Clearly, that’s a moral judgement. One most would probably agree with given Lethlean and Simkiss were married. But I still don’t get how even questionable morals can be the vehicle for their departures when there is no evidence their work has been affected, nor the work of the women with whom they were involved.

If neither of those women (who have been named, but don’t need to be here) return to their AFL jobs, it will be, as in the cases of Lethlean and Simkiss, unrelated to their work performance.

Now back to the media’s role in all this. I’m never comfortable when media outlets start lecturing on morality, particularly so when the morals in question concern fidelity. Having worked in newspaper offices for 35 years, I’m pretty confident journalists don’t operate on a higher moral plain than people in other occupations. Sometimes, it’s quite the opposite.

That, incidentally, shouldn’t be taken as a swipe at my former Age colleague Caroline Wilson. Some of the media people throwing stones on this story have operated from some pretty large glass houses. She’s not one of them.

But I did see some contradiction in Caro raising again concerns about the progress and treatment of women in the AFL workplace, then joining the pack scrambling to reveal the identities of the two women in this case, which, given their low profiles, served no greater public good, and no doubt caused them only more humiliation.

And I don’t agree with her contention that this case necessarily indicates a desperate need for cultural change at the AFL.

Sure, the place seems to be a bit of a “boys’ club” at times. But I actually find the tiresome “which private school did you go to?” discussion which seems to go hand-in-hand with Melbourne corporate life a bigger factor in that exclusivity than any inherent sexism or misogyny.

Do employees having affairs put the AFL on weaker footing when it comes to community issues in which it gets involved like racism, homophobia or sexual and gender equality?

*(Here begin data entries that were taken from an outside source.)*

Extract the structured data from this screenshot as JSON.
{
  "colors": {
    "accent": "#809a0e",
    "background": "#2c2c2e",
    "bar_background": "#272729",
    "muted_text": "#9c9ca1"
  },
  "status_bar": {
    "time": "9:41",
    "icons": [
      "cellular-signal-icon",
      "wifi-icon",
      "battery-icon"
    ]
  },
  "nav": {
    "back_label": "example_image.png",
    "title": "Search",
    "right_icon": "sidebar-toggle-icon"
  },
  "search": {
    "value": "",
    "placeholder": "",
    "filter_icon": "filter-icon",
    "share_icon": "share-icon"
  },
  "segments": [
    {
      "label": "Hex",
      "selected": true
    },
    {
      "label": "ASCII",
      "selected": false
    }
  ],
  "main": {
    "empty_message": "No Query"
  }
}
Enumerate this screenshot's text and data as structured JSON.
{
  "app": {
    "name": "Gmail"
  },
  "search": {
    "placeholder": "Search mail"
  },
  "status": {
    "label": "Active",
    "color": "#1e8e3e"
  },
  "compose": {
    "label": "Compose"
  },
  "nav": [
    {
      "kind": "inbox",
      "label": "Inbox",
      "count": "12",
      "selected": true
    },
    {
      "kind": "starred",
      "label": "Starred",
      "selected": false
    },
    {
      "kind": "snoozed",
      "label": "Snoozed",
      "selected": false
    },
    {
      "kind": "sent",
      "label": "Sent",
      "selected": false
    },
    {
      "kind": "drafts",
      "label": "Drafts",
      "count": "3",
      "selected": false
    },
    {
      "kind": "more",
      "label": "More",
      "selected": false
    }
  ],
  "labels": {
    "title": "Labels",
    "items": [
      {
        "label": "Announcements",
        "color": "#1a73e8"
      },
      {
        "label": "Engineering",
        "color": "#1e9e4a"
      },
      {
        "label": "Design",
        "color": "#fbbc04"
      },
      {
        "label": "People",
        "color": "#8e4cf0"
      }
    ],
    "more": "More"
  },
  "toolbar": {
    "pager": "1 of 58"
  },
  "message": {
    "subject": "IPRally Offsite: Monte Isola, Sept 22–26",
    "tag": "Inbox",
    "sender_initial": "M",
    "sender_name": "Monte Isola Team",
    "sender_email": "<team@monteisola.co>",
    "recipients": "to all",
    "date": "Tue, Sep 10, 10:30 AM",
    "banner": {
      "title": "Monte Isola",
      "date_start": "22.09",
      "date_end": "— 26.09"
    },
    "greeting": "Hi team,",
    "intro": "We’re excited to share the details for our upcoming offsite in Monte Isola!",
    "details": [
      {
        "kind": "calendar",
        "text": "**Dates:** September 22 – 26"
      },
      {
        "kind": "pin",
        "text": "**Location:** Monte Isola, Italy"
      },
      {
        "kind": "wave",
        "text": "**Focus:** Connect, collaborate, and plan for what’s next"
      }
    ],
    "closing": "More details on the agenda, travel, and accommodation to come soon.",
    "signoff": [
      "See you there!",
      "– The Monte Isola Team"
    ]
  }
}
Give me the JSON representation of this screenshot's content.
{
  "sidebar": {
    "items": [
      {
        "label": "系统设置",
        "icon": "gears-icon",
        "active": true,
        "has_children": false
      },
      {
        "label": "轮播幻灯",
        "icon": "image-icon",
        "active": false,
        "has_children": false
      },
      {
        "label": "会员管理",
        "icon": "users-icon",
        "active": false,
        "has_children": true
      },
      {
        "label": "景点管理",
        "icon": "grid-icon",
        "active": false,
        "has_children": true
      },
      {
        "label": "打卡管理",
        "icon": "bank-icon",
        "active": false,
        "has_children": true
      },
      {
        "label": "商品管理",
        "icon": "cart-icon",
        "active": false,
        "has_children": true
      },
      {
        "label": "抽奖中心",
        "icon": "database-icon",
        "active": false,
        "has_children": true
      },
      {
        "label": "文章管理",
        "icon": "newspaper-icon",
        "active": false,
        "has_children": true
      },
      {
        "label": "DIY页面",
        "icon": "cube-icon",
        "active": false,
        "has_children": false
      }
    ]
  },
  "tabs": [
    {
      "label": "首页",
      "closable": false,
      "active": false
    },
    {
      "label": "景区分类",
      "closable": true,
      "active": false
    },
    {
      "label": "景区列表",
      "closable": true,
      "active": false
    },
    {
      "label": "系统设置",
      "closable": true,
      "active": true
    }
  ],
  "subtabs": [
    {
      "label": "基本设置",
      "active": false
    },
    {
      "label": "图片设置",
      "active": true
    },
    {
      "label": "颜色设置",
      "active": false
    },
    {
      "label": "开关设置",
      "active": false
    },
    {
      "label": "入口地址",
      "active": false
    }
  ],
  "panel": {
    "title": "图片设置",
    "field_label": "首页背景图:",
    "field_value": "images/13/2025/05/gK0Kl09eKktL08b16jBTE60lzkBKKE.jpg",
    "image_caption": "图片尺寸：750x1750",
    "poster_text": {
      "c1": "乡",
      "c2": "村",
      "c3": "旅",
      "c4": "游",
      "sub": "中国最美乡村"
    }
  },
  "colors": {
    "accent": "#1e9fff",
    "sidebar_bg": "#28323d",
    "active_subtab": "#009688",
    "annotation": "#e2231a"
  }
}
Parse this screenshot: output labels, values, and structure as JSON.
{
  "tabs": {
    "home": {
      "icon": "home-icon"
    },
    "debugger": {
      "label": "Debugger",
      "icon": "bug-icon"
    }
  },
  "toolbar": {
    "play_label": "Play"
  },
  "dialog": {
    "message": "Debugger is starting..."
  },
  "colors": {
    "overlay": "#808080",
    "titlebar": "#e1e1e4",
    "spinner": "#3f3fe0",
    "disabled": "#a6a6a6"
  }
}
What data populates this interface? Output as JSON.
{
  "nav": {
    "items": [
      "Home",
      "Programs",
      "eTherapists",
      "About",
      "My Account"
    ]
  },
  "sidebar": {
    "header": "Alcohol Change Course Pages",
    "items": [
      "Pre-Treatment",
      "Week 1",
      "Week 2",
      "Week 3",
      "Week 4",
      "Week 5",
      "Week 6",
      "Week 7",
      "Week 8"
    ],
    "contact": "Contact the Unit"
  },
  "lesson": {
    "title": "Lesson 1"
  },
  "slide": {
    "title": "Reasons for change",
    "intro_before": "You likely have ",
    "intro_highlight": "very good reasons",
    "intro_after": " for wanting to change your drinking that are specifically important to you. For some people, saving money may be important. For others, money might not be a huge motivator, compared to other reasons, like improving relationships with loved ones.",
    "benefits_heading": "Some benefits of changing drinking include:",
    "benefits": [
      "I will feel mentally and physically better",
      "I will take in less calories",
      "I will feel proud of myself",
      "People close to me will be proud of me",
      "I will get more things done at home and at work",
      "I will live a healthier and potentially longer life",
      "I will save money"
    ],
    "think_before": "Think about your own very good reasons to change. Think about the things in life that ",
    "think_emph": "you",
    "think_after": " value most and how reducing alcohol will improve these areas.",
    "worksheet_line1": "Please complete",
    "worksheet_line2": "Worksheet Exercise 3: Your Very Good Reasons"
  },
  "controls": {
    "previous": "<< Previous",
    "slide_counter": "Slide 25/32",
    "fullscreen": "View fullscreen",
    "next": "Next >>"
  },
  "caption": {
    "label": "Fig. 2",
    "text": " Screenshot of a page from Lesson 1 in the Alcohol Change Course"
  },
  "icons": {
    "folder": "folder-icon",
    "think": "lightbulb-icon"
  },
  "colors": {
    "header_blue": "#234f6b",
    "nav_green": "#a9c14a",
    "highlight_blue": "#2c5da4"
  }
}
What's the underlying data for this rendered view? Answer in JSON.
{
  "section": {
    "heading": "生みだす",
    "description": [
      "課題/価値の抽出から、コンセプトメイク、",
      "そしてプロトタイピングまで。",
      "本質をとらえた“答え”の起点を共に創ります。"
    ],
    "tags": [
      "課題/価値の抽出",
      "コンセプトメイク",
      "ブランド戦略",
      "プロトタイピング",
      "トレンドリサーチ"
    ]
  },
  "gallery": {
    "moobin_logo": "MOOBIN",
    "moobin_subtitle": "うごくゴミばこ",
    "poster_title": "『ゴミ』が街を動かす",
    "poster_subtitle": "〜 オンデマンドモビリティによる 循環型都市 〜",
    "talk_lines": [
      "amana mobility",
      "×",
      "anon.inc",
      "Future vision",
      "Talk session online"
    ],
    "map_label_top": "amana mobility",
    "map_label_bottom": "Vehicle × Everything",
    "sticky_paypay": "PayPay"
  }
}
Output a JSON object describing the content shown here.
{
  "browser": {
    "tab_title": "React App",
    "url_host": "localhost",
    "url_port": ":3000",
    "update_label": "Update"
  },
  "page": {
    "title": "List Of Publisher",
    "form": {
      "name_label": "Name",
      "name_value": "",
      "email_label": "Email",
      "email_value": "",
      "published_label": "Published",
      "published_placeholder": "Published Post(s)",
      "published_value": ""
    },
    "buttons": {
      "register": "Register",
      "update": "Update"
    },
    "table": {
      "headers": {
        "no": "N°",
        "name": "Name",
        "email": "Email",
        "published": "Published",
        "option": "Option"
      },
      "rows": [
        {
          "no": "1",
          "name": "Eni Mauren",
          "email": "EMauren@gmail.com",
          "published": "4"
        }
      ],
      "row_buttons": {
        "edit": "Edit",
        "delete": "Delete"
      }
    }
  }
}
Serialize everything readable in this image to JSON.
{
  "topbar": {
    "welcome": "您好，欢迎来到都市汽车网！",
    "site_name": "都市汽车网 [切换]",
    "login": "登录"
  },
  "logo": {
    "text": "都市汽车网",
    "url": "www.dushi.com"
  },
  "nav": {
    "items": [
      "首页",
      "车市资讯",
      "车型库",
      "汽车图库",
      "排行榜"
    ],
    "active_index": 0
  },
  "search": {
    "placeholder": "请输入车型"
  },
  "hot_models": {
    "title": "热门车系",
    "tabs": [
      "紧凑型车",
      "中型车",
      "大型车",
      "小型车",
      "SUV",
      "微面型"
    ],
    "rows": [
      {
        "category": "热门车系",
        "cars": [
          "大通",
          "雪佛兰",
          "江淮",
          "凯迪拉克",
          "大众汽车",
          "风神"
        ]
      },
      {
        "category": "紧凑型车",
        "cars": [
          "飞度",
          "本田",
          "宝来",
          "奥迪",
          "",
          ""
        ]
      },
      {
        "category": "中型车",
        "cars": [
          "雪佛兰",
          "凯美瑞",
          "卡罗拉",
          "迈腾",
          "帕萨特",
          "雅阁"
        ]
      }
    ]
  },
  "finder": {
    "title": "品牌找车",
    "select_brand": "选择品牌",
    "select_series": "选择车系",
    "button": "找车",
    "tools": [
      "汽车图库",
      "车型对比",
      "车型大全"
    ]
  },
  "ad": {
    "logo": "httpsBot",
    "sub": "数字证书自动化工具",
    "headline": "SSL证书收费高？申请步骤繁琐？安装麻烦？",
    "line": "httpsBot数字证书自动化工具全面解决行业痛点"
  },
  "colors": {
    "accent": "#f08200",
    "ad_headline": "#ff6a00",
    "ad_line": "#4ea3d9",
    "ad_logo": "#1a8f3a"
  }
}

Wouldn’t have thought so, if those issues aren’t a subtext in what’s been going on. And nobody is claiming they are.

There’s been enough other high-profile champions of change and progressive thought over the years whose own closets have had their share of skeletons.

Indeed, if we’re to accuse various organisations of not practising what they preach when it comes to arbitrary and very personal definitions of moral behaviour, there’s going to be a lot of fingers pointed. And perhaps very few bodies beyond the church seen as standing on solid ground on that score … actually, best leave that example right there.

It’s been a difficult few years for the AFL. This is just another chapter. But given the lofty reputations of Lethlean and Simkiss in a strictly professional sense, isn’t there also a decent argument that their departure might actually do more to damage the AFL than any perceptions about sexual propriety?

Image. Optics. Damage control. In the end, that’s the pyre upon which the AFL executive pair were sacrificed. Pretty shallow and token symbolism, really. And with the media lighting the flame? Hello pot. Meet kettle.